Evading Email Security With Ease
“This is another example of threat actors abusing tools that were designed for legitimate purposes,” Haas notes, adding that features that legitimate users find helpful will also appeal to crooks. “This already happens in the penetration testing arena, where open source penetration testing tools are regularly abused by threat actors to conduct actual threat activity,” he says.
In this case, SuperMailer offers compatibility with several email systems, which allows threat actors to spread their sending operation across multiple services — this decreases the risk that a SEG or upstream email server will classify emails as unwanted due to reputation.
“The threat actors likely have access to a variety of compromised accounts, and they use SuperMailer’s sending features to rotate through them,” Haas wrote in his report on the threat.
The SuperMailer-generated campaigns also take advantage of template customization features, like the ability to automatically populate a recipient’s name, email, organization name, email reply chains, and more — all of which boosts the legitimacy of the email for targets.
The software also doesn’t flag open redirects — legitimate Web pages that automatically redirect to any URL included as a parameter. That allows bad actors to use completely legitimate URLs as first-stage phishing links.
“If a SEG does not follow the redirect, it will only check the content or reputation of the legitimate website,” Haas said in the report. “Although open redirects are generally considered to be a weakness, they can often be found even on high-profile sites. For example, the campaigns we analyzed used an open redirect on YouTube.”
Defending Against the SuperMailer Threat
Cofense has been able to track the SuperMailer activity thanks to a coding mistake that the attackers made while crafting the email templates: The emails have all included a unique string showing that they were produced by SuperMailer. However, parsing messages for that string or more broadly blocking entire legitimate mailing services isn’t the answer.

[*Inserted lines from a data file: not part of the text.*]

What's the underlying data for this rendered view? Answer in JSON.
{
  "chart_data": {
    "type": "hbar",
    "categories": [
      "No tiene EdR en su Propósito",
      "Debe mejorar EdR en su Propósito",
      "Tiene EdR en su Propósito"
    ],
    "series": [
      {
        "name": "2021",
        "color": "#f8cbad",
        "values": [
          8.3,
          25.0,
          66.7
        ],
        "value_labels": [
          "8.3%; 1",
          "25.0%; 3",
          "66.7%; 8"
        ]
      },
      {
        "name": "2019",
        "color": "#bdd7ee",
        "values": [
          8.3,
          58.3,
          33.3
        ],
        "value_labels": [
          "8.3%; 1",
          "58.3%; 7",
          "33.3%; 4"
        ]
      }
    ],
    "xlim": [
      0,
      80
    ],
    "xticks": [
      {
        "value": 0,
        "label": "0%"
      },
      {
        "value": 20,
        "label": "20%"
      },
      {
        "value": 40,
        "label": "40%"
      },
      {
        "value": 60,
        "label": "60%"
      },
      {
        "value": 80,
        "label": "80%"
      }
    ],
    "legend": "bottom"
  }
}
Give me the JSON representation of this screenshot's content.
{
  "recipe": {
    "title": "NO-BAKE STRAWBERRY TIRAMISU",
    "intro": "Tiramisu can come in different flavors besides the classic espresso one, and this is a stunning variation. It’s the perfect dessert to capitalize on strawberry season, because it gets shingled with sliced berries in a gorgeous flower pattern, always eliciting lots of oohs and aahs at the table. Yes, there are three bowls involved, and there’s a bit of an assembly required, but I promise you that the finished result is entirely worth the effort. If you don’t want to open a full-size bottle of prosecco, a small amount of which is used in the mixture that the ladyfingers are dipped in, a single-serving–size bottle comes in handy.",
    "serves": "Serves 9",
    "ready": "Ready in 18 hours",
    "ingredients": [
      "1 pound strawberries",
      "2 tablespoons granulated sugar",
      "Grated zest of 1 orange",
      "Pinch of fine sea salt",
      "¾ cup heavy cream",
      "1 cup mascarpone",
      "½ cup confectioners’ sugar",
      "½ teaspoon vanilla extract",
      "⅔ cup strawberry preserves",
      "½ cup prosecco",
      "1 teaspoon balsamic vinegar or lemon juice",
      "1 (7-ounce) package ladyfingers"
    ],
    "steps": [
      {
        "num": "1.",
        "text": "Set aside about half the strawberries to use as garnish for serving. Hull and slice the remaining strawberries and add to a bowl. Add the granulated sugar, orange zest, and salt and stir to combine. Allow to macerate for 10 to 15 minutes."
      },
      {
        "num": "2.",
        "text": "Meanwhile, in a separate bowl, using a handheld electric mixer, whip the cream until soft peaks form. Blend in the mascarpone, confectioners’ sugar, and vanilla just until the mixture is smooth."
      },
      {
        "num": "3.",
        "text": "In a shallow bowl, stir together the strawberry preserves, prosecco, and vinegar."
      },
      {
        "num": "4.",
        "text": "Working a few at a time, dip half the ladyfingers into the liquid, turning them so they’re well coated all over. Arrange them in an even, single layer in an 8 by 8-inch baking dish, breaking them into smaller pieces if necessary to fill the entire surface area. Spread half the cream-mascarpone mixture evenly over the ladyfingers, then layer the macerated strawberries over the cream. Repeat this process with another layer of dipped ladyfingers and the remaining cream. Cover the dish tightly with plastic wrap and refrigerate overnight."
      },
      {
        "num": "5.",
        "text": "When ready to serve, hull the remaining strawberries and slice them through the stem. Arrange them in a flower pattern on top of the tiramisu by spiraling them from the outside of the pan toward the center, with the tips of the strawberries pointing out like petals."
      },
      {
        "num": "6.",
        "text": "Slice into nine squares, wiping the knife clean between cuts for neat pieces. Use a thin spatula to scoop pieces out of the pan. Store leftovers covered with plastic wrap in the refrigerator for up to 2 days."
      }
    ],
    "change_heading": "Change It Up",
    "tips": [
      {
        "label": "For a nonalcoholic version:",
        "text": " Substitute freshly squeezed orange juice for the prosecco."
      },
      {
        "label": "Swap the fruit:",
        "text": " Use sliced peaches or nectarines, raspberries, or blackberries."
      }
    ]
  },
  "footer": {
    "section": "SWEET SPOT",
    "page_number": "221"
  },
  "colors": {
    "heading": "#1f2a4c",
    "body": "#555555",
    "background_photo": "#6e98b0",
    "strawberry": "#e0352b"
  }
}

“We haven’t yet uncovered any default characteristics that would allow us to broadly block emails generated by SuperMailer,” Haas says. “In this case, the identifiable characteristics were discoverable only due to a mistake by the threat actor. Without the mistake, it wouldn’t be feasible, as those characteristics are not visible in every SuperMailer email.”

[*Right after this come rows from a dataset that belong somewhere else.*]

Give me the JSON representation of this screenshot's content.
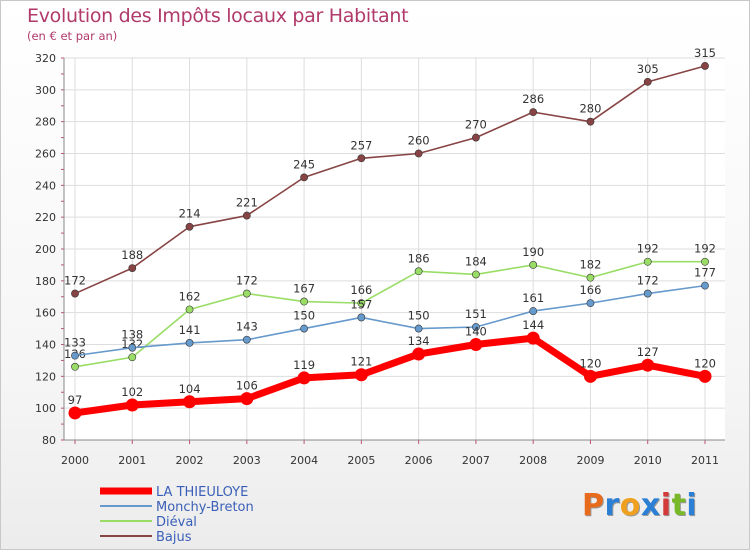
{
  "chart_data": {
    "type": "line",
    "title": "Evolution des Impôts locaux par Habitant",
    "subtitle": "(en € et par an)",
    "xlabel": "",
    "ylabel": "",
    "categories": [
      "2000",
      "2001",
      "2002",
      "2003",
      "2004",
      "2005",
      "2006",
      "2007",
      "2008",
      "2009",
      "2010",
      "2011"
    ],
    "ylim": [
      80,
      320
    ],
    "yticks": [
      80,
      100,
      120,
      140,
      160,
      180,
      200,
      220,
      240,
      260,
      280,
      300,
      320
    ],
    "grid": true,
    "legend_position": "bottom-left",
    "series": [
      {
        "name": "LA THIEULOYE",
        "color": "#ff0000",
        "values": [
          97,
          102,
          104,
          106,
          119,
          121,
          134,
          140,
          144,
          120,
          127,
          120
        ]
      },
      {
        "name": "Monchy-Breton",
        "color": "#6699cc",
        "values": [
          133,
          138,
          141,
          143,
          150,
          157,
          150,
          151,
          161,
          166,
          172,
          177
        ]
      },
      {
        "name": "Diéval",
        "color": "#99dd66",
        "values": [
          126,
          132,
          162,
          172,
          167,
          166,
          186,
          184,
          190,
          182,
          192,
          192
        ]
      },
      {
        "name": "Bajus",
        "color": "#884444",
        "values": [
          172,
          188,
          214,
          221,
          245,
          257,
          260,
          270,
          286,
          280,
          305,
          315
        ]
      }
    ]
  },
  "logo": {
    "letters": [
      "P",
      "r",
      "o",
      "x",
      "i",
      "t",
      "i"
    ],
    "colors": [
      "#e86a1c",
      "#2b7fd4",
      "#f0a020",
      "#2b7fd4",
      "#d43a3a",
      "#79b829",
      "#2b7fd4"
    ]
  }
}
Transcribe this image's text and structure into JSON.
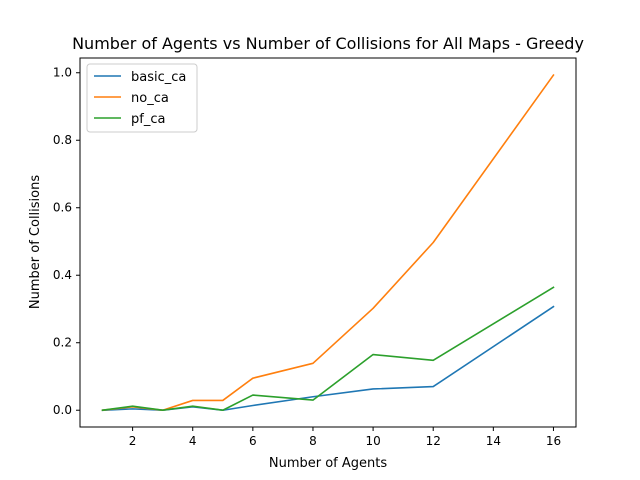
{
  "chart_data": {
    "type": "line",
    "title": "Number of Agents vs Number of Collisions for All Maps - Greedy",
    "xlabel": "Number of Agents",
    "ylabel": "Number of Collisions",
    "x": [
      1,
      2,
      3,
      4,
      5,
      6,
      8,
      10,
      12,
      16
    ],
    "xlim": [
      0.25,
      16.75
    ],
    "ylim": [
      -0.0497,
      1.0437
    ],
    "xticks": [
      2,
      4,
      6,
      8,
      10,
      12,
      14,
      16
    ],
    "yticks": [
      0.0,
      0.2,
      0.4,
      0.6,
      0.8,
      1.0
    ],
    "xtick_labels": [
      "2",
      "4",
      "6",
      "8",
      "10",
      "12",
      "14",
      "16"
    ],
    "ytick_labels": [
      "0.0",
      "0.2",
      "0.4",
      "0.6",
      "0.8",
      "1.0"
    ],
    "grid": false,
    "legend_position": "top-left",
    "series": [
      {
        "name": "basic_ca",
        "color": "#1f77b4",
        "values": [
          0.0,
          0.004,
          0.0,
          0.01,
          0.0,
          0.014,
          0.04,
          0.063,
          0.07,
          0.307
        ]
      },
      {
        "name": "no_ca",
        "color": "#ff7f0e",
        "values": [
          0.0,
          0.01,
          0.0,
          0.029,
          0.029,
          0.095,
          0.139,
          0.302,
          0.497,
          0.993
        ]
      },
      {
        "name": "pf_ca",
        "color": "#2ca02c",
        "values": [
          0.0,
          0.012,
          0.0,
          0.012,
          0.0,
          0.045,
          0.03,
          0.165,
          0.148,
          0.364
        ]
      }
    ]
  }
}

However, he notes that there are other characteristics that would identify the emails as potential security threats, even without knowing their origin — including their content. An example would be non-target-specific email reply chains appended to the messages.

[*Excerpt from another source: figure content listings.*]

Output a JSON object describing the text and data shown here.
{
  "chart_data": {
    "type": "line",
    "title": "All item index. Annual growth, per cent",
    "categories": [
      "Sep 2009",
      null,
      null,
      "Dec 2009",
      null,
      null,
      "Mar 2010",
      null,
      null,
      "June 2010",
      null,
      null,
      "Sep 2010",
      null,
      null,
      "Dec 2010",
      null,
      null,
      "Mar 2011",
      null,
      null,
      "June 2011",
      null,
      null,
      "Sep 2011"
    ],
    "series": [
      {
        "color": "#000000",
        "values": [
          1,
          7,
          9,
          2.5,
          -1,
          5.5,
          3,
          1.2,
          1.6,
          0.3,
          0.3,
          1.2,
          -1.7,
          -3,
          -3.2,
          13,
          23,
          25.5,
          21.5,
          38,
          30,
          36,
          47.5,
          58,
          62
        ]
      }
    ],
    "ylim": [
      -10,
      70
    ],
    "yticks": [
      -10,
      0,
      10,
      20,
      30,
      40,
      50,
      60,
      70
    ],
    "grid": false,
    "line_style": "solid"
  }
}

This is especially important given that Cofense has discovered that the SuperMailer phishes are part of a larger set of activity that has accounted for a full 14% of phishing emails landing in inboxes in May in the Cofense telemetry. Haas explained that all of the emails — SuperMailer-sent and the others — share certain indicators that tie them all together, such as the use of URL randomization.
“Human intuition is often much better at recognizing these differences,” Haas says “so training employees to be vigilant against phishing threats is a critical element of good cyber defense.”